BOOK I. MISS BROOKE. 
2. CHAPTER II. 
 (continued)
Mr. Casaubon bowed, and observed that it was a wide field. 
"Yes," said Mr. Brooke, with an easy smile, "but I have documents. 
 I began a long while ago to collect documents.  They want arranging,
 but when a question has struck me, I have written to somebody and got
 an answer.  I have documents at my back.  But now, how do you arrange
 your documents?" 
"In pigeon-holes partly," said Mr. Casaubon, with rather a startled
 air of effort. 
"Ah, pigeon-holes will not do.  I have tried pigeon-holes, but everything
 gets mixed in pigeon-holes: I never know whether a paper is in A or Z." 
"I wish you would let me sort your papers for you, uncle," said Dorothea. 
 "I would letter them all, and then make a list of subjects under each letter." 
Mr. Casaubon gravely smiled approval, and said to Mr. Brooke,
 "You have an excellent secretary at hand, you perceive." 
"No, no," said Mr.
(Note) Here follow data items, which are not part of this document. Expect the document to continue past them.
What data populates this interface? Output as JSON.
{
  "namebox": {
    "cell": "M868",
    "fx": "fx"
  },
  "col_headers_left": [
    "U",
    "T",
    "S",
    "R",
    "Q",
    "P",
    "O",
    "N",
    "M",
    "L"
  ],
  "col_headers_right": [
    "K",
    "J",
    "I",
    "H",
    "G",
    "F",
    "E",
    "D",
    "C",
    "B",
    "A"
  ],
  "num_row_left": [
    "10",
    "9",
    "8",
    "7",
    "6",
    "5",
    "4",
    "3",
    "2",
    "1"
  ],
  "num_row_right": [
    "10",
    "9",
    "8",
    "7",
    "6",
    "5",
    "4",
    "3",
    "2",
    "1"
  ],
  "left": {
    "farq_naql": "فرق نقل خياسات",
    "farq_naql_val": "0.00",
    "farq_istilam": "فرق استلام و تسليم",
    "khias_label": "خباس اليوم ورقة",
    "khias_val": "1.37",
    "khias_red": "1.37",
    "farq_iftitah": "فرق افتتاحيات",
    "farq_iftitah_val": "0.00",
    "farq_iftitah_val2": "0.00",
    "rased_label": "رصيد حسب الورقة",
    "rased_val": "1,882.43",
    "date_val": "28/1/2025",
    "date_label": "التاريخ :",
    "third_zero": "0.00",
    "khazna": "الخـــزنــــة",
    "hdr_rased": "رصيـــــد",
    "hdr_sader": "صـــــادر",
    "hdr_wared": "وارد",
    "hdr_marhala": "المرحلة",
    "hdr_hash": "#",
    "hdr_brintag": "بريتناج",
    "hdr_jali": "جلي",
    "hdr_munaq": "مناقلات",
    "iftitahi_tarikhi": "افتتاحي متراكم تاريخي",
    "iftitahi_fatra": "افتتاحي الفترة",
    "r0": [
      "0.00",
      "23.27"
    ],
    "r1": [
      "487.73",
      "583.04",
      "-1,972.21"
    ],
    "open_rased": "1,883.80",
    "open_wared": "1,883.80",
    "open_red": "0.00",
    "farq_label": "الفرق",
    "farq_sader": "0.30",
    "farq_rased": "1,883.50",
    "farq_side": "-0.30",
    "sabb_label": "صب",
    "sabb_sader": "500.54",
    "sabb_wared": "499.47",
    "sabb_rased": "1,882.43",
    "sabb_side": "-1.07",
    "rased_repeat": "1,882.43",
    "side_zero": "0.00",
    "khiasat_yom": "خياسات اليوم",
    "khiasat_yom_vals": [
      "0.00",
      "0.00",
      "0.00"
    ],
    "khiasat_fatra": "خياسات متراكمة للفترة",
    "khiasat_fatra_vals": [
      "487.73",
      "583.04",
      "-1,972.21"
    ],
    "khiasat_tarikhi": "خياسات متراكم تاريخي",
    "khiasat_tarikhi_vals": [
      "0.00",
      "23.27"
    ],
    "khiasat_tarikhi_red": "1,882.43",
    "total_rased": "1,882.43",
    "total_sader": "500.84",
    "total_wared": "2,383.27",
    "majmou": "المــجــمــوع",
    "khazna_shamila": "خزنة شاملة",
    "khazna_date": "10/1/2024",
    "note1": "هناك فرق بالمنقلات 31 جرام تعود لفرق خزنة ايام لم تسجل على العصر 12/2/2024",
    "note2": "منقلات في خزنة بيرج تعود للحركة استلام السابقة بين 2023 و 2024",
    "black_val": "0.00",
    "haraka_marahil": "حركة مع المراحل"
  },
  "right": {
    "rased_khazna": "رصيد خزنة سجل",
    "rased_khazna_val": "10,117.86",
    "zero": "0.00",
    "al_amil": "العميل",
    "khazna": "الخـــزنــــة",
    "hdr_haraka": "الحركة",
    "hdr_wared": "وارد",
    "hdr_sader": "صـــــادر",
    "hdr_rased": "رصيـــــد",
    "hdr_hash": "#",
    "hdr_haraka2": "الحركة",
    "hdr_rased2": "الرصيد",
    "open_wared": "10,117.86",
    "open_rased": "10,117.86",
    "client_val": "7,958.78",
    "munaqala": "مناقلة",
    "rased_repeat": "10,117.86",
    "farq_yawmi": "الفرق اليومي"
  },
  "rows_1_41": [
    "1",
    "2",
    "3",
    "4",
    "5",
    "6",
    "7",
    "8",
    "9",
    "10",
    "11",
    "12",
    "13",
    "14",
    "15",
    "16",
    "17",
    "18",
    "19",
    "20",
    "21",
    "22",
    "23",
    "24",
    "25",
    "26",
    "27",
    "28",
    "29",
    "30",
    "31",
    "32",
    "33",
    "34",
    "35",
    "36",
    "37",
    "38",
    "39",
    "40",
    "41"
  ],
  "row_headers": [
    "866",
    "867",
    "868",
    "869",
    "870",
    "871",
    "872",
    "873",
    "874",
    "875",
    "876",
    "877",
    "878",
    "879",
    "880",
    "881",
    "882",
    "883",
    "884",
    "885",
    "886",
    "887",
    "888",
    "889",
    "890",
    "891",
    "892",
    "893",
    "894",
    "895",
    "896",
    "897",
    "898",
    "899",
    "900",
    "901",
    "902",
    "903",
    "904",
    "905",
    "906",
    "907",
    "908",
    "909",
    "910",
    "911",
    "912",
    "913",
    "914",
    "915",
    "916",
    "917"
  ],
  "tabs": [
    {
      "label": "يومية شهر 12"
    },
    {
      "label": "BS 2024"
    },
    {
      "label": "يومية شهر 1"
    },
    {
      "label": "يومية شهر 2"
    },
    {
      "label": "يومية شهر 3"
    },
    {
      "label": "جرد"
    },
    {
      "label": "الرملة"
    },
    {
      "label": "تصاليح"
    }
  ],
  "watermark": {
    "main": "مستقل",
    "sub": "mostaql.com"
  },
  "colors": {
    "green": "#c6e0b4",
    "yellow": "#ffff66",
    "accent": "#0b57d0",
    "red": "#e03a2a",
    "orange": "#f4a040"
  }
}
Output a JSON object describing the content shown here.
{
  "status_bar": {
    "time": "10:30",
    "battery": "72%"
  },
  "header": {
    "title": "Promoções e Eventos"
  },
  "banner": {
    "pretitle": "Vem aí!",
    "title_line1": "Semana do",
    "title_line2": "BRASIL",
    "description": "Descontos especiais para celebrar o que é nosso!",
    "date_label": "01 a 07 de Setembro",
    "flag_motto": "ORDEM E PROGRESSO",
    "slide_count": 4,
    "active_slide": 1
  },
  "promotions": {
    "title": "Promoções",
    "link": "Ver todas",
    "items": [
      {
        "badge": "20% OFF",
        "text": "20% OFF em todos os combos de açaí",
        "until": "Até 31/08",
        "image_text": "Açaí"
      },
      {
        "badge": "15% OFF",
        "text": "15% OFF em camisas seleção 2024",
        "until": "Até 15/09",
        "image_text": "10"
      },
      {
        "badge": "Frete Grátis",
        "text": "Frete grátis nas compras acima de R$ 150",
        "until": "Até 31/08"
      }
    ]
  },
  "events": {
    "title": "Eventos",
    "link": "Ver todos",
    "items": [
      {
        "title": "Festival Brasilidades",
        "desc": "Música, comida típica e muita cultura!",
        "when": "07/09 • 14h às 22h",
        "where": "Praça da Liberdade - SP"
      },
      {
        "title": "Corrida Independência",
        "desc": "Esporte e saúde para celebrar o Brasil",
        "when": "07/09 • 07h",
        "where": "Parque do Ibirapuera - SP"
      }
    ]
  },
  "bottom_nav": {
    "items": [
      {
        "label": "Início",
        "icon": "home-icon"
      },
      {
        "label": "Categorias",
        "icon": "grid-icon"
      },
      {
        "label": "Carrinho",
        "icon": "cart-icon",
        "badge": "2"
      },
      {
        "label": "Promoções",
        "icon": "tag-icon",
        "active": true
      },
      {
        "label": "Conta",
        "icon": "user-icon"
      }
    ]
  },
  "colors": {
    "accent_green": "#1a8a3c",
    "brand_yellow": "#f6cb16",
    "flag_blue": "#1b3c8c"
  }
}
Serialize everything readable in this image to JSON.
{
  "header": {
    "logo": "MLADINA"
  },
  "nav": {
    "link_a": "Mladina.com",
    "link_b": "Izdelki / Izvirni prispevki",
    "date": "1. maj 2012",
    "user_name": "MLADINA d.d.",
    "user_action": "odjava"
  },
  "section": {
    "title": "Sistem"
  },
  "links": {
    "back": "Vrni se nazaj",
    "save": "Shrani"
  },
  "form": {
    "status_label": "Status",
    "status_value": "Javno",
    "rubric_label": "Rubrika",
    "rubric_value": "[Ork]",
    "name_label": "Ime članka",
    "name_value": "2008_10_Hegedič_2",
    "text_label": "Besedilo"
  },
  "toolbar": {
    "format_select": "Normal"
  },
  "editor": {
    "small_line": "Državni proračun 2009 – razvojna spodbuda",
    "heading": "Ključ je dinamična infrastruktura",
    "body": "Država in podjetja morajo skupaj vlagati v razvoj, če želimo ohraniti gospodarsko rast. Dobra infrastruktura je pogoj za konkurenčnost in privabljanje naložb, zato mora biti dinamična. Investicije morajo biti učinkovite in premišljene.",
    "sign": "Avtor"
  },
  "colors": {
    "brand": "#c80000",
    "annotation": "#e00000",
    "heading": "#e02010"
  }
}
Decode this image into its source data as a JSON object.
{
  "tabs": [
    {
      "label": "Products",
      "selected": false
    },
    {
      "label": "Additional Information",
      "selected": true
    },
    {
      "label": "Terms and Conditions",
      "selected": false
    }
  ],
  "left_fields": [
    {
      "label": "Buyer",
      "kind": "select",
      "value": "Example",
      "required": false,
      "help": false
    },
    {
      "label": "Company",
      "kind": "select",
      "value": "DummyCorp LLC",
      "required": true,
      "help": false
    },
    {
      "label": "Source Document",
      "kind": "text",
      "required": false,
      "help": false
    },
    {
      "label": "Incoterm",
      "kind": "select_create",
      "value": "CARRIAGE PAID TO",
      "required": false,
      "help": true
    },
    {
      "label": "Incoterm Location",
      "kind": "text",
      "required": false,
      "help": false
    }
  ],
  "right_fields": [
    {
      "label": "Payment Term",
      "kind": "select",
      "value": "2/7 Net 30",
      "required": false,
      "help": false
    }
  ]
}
Brooke, shaking his head; "I cannot let young
 ladies meddle with my documents.  Young ladies are too flighty." 
Dorothea felt hurt.  Mr. Casaubon would think that her uncle had
 some special reason for delivering this opinion, whereas the remark
 lay in his mind as lightly as the broken wing of an insect among
 all the other fragments there, and a chance current had sent it
 alighting on HER. 
When the two girls were in the drawing-room alone, Celia said-- 
"How very ugly Mr. Casaubon is!" 
"Celia!  He is one of the most distinguished-looking men I ever saw. 
 He is remarkably like the portrait of Locke.  He has the same
 deep eye-sockets." 
"Had Locke those two white moles with hairs on them?" 
"Oh, I dare say! when people of a certain sort looked at him,"
 said Dorothea, walking away a little.